FIGURE 3. Increased GCS expression in the lens and cornea of the double knock-out mice (6 months of age)

Shown is Western blot analysis of GCSh (73 kDa) (A) and GCSl (30 kDa) (B) subunits in lens and cornea lysates. Thirty μg of cellular protein was loaded per lane, and equal loading was confirmed by probing the membranes with β-actin antibody. S.E. was less than 10% in all cases. *, p < 0.05, Student’s unpaired t test, compared with respective wild type control mice.

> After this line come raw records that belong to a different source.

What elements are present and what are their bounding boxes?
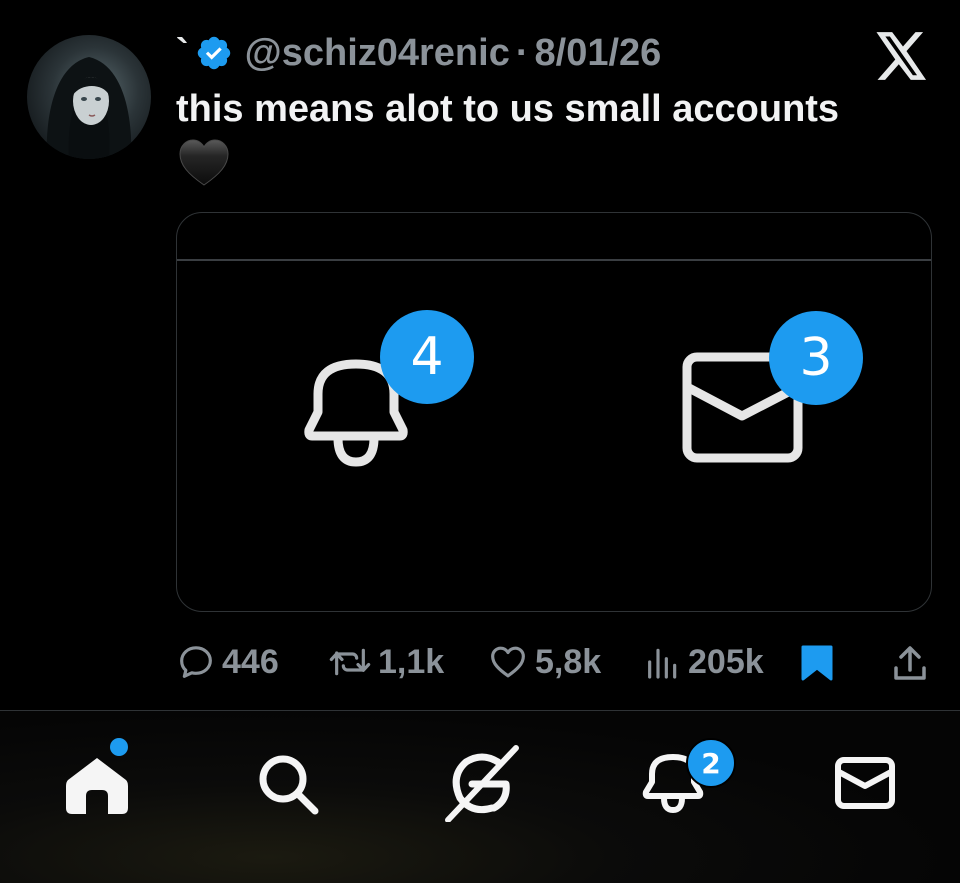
grok-icon[interactable]: [442, 744, 522, 822]
retweet-icon: [329, 648, 371, 676]
reply-button[interactable]: 446: [176, 640, 279, 684]
messages-count-badge: 3: [769, 311, 863, 405]
like-button[interactable]: 5,8k: [487, 640, 601, 684]
reply-count: 446: [222, 642, 279, 681]
view-count: 205k: [688, 642, 764, 681]
header-separator: ·: [515, 31, 529, 74]
media-card[interactable]: [176, 212, 932, 612]
retweet-count: 1,1k: [378, 642, 445, 681]
notifications-nav-badge: 2: [686, 738, 736, 788]
display-name[interactable]: `: [176, 32, 189, 75]
notifications-count-badge: 4: [380, 310, 474, 404]
home-icon[interactable]: [66, 756, 128, 814]
media-divider: [177, 259, 931, 261]
avatar-image: [46, 57, 132, 159]
views-icon: [648, 648, 677, 679]
black-heart-icon: [179, 139, 229, 186]
verified-badge-icon: [197, 36, 230, 70]
like-count: 5,8k: [535, 642, 602, 681]
heart-icon: [491, 646, 525, 678]
x-logo-icon: [876, 32, 927, 80]
search-icon[interactable]: [256, 752, 320, 816]
bookmark-icon[interactable]: [800, 644, 834, 682]
retweet-button[interactable]: 1,1k: [328, 640, 444, 684]
tweet-header: ` @schiz04renic · 8/01/26: [176, 30, 661, 76]
views-button[interactable]: 205k: [644, 640, 764, 684]
avatar[interactable]: [27, 35, 151, 159]
user-handle[interactable]: @schiz04renic: [245, 32, 510, 75]
messages-mail-icon[interactable]: [834, 756, 896, 810]
reply-icon: [180, 646, 212, 678]
share-icon[interactable]: [892, 644, 928, 682]
home-new-indicator: [110, 738, 128, 756]
tweet-date[interactable]: 8/01/26: [535, 32, 662, 75]
tweet-text: this means alot to us small accounts: [176, 88, 840, 130]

FIGURE 4. Decrease of chymotrypsin-like proteasome activity in Aldh1a1(−/−)/Aldh3a1(−/−) double knock-out mice

Lenses from wild type, Aldh1a1(−/−), and Aldh3a1(−/−) single and double knock-out mice, 6 months of age, were extracted, and fresh lysates were processed for chymotrypsin-like proteasome activity. The activities are expressed as the rate of substrate conversion/min × mg of protein. Values represent mean ± S.E. (n = 3/group). An overall significant difference in proteasome activity was observed among the different genotypes (F_3,8 = 264.2, p < 0.001). Post hoc Bonferroni’s t test indicated that all groups were significantly different from each other. *, p < 0.05 comparing Aldh1a1(−/−) to wild type and p < 0.001 comparing Aldh1a1(−/−) to either Aldh3a1(−/−) or double knock-out mice. **, p < 0.001 comparing the designated group to any other group.

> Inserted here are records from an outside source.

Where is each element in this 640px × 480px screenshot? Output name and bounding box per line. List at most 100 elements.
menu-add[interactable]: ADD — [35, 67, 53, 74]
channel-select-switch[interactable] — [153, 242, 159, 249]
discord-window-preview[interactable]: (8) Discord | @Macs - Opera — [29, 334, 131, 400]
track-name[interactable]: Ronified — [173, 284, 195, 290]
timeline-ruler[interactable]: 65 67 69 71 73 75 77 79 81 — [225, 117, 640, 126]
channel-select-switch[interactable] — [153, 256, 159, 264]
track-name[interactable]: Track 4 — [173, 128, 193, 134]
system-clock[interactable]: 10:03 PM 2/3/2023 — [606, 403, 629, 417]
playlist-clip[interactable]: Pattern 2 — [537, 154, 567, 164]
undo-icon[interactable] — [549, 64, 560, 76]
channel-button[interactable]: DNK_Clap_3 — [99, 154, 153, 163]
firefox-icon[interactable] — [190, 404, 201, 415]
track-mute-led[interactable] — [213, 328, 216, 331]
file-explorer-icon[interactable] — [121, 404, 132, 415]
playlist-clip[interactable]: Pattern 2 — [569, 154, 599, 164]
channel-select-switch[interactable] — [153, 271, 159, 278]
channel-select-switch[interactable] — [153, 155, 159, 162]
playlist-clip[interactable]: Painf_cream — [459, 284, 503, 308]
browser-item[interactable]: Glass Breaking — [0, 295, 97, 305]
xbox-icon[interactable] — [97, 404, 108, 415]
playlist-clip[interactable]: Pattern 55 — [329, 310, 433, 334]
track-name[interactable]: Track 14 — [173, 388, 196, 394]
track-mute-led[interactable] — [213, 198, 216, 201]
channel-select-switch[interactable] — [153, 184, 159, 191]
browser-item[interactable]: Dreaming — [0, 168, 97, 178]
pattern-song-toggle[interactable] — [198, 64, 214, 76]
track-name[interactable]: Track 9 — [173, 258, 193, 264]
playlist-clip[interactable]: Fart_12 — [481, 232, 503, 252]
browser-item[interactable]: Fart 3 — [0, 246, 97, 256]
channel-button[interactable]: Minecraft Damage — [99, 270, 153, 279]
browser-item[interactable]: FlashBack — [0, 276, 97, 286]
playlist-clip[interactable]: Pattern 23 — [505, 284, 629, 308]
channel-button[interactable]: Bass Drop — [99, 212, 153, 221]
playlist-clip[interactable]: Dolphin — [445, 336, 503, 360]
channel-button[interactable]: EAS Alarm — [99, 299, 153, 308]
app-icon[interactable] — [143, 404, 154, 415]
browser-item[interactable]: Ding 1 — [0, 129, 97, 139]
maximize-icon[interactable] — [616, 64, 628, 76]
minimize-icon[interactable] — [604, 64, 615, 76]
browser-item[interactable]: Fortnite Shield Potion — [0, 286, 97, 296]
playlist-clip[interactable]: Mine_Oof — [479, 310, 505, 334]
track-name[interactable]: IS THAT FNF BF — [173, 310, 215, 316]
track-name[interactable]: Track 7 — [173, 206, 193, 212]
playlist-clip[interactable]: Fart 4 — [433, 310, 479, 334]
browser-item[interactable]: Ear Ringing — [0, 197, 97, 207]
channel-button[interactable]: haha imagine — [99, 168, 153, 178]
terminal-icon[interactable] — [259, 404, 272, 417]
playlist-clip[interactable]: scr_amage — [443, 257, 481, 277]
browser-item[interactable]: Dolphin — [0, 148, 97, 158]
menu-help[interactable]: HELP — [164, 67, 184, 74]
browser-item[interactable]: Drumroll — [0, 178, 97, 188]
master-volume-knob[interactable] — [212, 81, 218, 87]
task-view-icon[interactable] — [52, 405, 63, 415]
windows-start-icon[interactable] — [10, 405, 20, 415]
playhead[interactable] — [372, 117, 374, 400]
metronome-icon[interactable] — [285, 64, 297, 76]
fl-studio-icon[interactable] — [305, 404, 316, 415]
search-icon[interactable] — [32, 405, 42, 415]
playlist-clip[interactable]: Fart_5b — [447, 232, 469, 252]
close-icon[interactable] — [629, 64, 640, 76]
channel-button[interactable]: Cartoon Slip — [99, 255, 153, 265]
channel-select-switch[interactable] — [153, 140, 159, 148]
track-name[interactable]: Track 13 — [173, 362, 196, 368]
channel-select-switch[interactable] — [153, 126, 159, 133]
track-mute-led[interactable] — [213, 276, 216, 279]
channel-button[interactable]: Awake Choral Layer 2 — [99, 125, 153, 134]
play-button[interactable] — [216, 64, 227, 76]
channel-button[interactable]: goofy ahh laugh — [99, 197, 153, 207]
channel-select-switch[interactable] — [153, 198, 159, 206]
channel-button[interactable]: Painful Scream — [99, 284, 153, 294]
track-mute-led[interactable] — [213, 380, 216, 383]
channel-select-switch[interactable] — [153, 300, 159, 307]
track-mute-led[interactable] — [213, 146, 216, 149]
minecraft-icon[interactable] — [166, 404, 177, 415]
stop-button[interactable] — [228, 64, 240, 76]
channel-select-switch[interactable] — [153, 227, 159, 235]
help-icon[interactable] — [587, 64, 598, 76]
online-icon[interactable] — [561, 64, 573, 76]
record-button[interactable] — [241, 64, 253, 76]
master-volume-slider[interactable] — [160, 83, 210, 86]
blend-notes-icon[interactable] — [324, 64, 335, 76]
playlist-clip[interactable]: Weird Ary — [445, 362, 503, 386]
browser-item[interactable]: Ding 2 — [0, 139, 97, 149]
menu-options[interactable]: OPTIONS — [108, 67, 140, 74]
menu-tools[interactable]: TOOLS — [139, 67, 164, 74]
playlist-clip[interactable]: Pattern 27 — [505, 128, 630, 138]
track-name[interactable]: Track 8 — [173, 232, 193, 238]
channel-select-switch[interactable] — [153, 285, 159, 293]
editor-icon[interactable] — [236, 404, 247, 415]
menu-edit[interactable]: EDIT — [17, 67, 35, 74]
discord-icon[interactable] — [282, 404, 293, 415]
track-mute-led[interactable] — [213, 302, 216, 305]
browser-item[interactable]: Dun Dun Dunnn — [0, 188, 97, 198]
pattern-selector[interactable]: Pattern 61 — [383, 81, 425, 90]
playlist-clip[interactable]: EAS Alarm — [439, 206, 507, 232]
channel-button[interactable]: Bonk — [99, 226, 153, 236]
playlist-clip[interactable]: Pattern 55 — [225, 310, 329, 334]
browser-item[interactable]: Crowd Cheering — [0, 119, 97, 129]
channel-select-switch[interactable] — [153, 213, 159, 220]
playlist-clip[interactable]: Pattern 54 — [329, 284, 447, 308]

FIGURE 5. Detection of oxidized proteins (A) and 4-HNE- and MDA-adducted proteins (B) in lens extracts from wild type and Aldh1a1(−/−)/Aldh3a1(−/−) double knock-out mice

Lenses from wild type (WT) and double knock-out (DKO) mice, 6 months of age, were separated into soluble (S) and insoluble (I) fractions. A, 2,4-dinitrophenylhydrazine-derivatized (+) and nonderivatized (−) proteins were separated by SDS-PAGE (10%) and transferred to polyvinylidene difluoride membranes. Oxidized proteins were recognized by an antibody specific to the 2,4-dinitrophenylhydrazone-derivatized residues and detected by enhanced chemiluminescent reagents. B, equal amounts of lens homogenates were subjected to SDS-PAGE (10%) and transferred to polyvinylidene difluoride membranes. 4-HNE- and MDA-adducted proteins were detected by Western blotting. Protein molecular mass (kDa) markers are given on the left.

FIGURE 6. Decrease of chymotrypsin-like proteasome activity in Aldh genetic stocks after UVB exposure

Wild type, Aldh1a1(−/−), and Aldh3a1(−/−) single and Aldh1a1(−/−)/Aldh3a1(−/−) double knock-out mice, 1–3 months of age, were exposed to two different doses of UVB light (0.05 and 0.2 J/cm²). The lenses were subsequently extracted and processed for chymotrypsin-like proteasome activity. The activities were normalized to percentage of control. Values represent mean ± S.E. (n = 3/group).

SCHEME 1. Possible mechanisms by which ALDH3A1 and ALDH1A1 protect the eye from UV-induced cataract formation

1, ALDH3A1 in the cornea directly absorbs UV light, acting as a UV filter. 2, ALDH3A1 potentially acts as a ROS scavenger, thereby preventing protein cross-linking and aggregation. 3, combined role of ALDH1A1 and ALDH3A1 in detoxification of 4-HNE and MDA derived from lipid peroxidation of cellular membranes, protecting ocular tissues from protein cross-linking and aggregation, which would lead to proteasome inhibition and eventually cataract formation.